Speaking Freely About Motives

How do I know when I have earned the right to speak freely to someone about something that may come across as offensive? 

Not long ago, an acquaintance shared with me that his/her marriage is ending.  (I am now going to dispense with the s/he and his/her stuff....I will use the traditional generic "he," even though this person may actually be a she.  I want to keep the confidence that was placed in me.)

He told me that his spouse had cheated on him in the past, but that he chose not to take advantage of his biblical right to a divorce for various reasons.  I suspect there was some concern about the financial ramifications, as well as the effects on the children, so he stuck it out.   His spouse, who apparently is an unbeliever, had suggested that they divorce on several occasions, but he chose to try to stick it out and make things work.  As he shared his heart with me, I could hear the pain of an unloved spouse in every word he spoke and it made me incredibly sad.
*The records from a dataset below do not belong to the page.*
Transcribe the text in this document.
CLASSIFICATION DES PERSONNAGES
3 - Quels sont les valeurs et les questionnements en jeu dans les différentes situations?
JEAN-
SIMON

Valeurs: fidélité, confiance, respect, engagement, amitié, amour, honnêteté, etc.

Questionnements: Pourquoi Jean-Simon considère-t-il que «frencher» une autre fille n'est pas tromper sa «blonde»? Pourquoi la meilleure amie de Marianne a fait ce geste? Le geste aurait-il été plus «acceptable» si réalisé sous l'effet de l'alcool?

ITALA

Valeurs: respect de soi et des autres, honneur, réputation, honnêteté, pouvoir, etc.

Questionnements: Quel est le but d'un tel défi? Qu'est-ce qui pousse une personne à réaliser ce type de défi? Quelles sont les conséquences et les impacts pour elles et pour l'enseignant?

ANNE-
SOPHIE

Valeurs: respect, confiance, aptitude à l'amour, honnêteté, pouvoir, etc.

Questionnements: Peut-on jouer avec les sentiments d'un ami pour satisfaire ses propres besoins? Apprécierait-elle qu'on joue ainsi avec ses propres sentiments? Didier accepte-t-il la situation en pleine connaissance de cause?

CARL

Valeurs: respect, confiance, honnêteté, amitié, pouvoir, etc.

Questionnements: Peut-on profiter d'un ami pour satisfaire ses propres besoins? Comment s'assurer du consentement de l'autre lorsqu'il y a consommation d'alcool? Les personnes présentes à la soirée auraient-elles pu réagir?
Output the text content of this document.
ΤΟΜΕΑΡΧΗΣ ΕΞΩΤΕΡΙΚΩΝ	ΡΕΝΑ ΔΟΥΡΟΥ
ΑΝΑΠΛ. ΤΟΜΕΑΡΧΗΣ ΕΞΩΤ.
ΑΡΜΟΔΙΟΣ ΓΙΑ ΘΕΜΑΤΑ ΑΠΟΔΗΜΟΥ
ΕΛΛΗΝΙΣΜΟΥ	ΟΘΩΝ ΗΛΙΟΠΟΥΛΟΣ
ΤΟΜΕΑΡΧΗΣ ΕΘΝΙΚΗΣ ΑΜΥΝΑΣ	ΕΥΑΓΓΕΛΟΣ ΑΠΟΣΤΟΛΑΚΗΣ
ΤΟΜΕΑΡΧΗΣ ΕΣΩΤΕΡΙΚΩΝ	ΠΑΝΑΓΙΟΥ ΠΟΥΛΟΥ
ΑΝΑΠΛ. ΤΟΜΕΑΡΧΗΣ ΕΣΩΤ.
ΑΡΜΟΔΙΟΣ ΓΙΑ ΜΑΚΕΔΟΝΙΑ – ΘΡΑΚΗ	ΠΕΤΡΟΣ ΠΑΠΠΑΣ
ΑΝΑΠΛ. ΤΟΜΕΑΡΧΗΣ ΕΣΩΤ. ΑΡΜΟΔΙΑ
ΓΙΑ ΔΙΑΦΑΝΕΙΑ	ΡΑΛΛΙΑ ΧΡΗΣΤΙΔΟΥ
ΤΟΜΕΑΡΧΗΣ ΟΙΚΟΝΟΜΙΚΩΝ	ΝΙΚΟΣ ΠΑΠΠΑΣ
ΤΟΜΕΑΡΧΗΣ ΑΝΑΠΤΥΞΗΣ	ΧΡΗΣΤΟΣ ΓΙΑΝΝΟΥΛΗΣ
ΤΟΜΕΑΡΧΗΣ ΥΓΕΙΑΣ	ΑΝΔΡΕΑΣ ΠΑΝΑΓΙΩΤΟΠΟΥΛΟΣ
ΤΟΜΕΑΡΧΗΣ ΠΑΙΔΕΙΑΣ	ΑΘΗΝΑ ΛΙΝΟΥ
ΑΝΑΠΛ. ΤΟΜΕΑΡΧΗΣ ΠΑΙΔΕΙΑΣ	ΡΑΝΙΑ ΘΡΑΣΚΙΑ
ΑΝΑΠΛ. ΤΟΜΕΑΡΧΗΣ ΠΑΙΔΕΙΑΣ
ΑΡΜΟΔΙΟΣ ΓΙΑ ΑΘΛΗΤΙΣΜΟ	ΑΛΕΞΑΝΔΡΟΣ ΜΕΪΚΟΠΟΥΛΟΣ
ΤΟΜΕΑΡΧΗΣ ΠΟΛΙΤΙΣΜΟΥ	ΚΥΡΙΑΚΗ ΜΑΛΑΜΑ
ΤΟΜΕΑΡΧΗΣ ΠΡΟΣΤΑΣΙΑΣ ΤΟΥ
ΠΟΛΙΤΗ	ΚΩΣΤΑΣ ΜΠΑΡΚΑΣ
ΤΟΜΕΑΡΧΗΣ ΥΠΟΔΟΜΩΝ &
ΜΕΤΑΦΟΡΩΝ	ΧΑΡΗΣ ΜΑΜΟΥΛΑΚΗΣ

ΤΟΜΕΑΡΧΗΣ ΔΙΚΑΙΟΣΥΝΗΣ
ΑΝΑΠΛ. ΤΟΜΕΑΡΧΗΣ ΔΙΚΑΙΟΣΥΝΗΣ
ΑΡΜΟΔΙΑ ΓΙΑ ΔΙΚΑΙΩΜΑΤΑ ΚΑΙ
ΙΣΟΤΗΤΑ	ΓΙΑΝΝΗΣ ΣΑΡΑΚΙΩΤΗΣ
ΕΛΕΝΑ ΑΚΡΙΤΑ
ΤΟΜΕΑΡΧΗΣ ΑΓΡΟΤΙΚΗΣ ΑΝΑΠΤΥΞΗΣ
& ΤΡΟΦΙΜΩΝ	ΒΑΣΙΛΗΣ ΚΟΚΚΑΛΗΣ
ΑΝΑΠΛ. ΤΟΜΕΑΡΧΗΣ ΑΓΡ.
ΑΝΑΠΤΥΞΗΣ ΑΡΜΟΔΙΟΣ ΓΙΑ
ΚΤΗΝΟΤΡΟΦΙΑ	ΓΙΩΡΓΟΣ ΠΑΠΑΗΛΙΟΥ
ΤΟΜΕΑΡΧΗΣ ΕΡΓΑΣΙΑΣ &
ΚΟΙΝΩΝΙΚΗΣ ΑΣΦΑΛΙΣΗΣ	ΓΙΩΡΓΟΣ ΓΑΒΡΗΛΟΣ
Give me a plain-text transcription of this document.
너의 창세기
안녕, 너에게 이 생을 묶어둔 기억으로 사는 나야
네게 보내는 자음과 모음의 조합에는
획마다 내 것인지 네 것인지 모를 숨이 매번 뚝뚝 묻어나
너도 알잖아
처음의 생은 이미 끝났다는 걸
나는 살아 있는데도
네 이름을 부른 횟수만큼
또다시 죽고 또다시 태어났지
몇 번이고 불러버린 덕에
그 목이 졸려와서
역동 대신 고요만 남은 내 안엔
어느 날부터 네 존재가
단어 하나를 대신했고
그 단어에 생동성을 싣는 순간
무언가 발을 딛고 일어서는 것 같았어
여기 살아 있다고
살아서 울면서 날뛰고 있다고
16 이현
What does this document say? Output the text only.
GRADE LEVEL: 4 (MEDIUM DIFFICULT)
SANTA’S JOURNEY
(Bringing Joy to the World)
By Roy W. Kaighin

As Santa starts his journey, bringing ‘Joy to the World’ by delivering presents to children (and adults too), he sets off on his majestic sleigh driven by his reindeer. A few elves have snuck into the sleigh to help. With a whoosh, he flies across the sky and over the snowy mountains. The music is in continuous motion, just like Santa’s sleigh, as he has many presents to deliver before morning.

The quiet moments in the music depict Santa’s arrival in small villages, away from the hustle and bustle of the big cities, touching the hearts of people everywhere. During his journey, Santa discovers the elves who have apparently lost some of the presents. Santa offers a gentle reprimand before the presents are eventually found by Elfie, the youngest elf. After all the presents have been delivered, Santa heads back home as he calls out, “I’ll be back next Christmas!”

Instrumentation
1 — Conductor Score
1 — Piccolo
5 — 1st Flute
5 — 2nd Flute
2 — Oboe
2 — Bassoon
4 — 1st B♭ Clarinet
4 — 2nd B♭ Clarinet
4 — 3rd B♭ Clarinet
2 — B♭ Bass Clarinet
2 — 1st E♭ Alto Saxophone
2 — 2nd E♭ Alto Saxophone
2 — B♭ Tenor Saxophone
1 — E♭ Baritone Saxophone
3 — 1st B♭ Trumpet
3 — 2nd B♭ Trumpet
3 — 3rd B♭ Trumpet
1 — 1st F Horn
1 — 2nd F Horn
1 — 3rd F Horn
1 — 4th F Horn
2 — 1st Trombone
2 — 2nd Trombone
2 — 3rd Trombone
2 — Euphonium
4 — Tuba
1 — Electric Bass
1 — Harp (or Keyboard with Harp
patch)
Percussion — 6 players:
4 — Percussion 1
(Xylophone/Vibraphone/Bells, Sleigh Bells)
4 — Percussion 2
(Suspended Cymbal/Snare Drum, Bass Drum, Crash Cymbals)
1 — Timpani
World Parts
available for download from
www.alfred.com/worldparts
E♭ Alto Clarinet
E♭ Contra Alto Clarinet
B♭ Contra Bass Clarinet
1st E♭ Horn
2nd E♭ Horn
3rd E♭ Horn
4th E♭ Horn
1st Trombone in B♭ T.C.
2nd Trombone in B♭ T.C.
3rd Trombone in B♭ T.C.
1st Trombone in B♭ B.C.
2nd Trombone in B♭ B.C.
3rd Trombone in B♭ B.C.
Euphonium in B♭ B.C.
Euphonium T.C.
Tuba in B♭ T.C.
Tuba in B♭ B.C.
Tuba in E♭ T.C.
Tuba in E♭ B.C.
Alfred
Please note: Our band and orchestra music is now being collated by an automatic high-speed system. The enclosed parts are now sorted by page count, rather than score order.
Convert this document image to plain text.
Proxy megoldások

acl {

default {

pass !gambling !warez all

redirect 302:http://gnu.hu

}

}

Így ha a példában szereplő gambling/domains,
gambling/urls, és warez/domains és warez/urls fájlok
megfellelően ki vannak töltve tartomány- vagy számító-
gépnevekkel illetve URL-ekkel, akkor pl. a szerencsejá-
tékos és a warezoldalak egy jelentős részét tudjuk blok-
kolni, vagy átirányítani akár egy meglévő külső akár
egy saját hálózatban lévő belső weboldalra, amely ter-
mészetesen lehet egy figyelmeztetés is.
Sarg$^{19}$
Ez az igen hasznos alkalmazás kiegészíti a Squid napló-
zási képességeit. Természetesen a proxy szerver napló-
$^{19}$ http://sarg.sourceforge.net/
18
However, the story doesn't end there.  My acquaintance has had a best friend of the opposite sex for quite some time, but recently, the best friend divorced, and now the two of them have developed feelings for one another.  So now my acquaintance is ready to divorce his spouse.

While I totally understand this person's desire to leave an unhappy marriage, and while he has biblical grounds to do so (both the adultery and the unbelieving spouse provisions apply here), I question whether he is doing this for the right reason.  I am very sympathetic to his postion, but the question of how this will affect his children remains, as does the fact that his real reason for wanting a divorce is not because of the adultery or the unbelieving spouse, but because he has found someone else and wishes to pursue a new relationship.  Isn't this adultery on his part, at least in his heart of hearts?

So as I talk with him as he goes through the process of separation and divorce, do I have the right to share my concern about his motives?  And do I share with him that leaping from one relationship directly into another is not a wise thing to do?  Do I share my concerns for his children, and how they may feel about his new relationship if he doesn't allow healing time between his divorce and beginning the new relationship?

I'm praying that God will grant me a great deal of wisdom as I talk with this person, and perhaps that He will move our acquaintanceship to the level of friendship so that I may earn the right to speak freely of my concerns.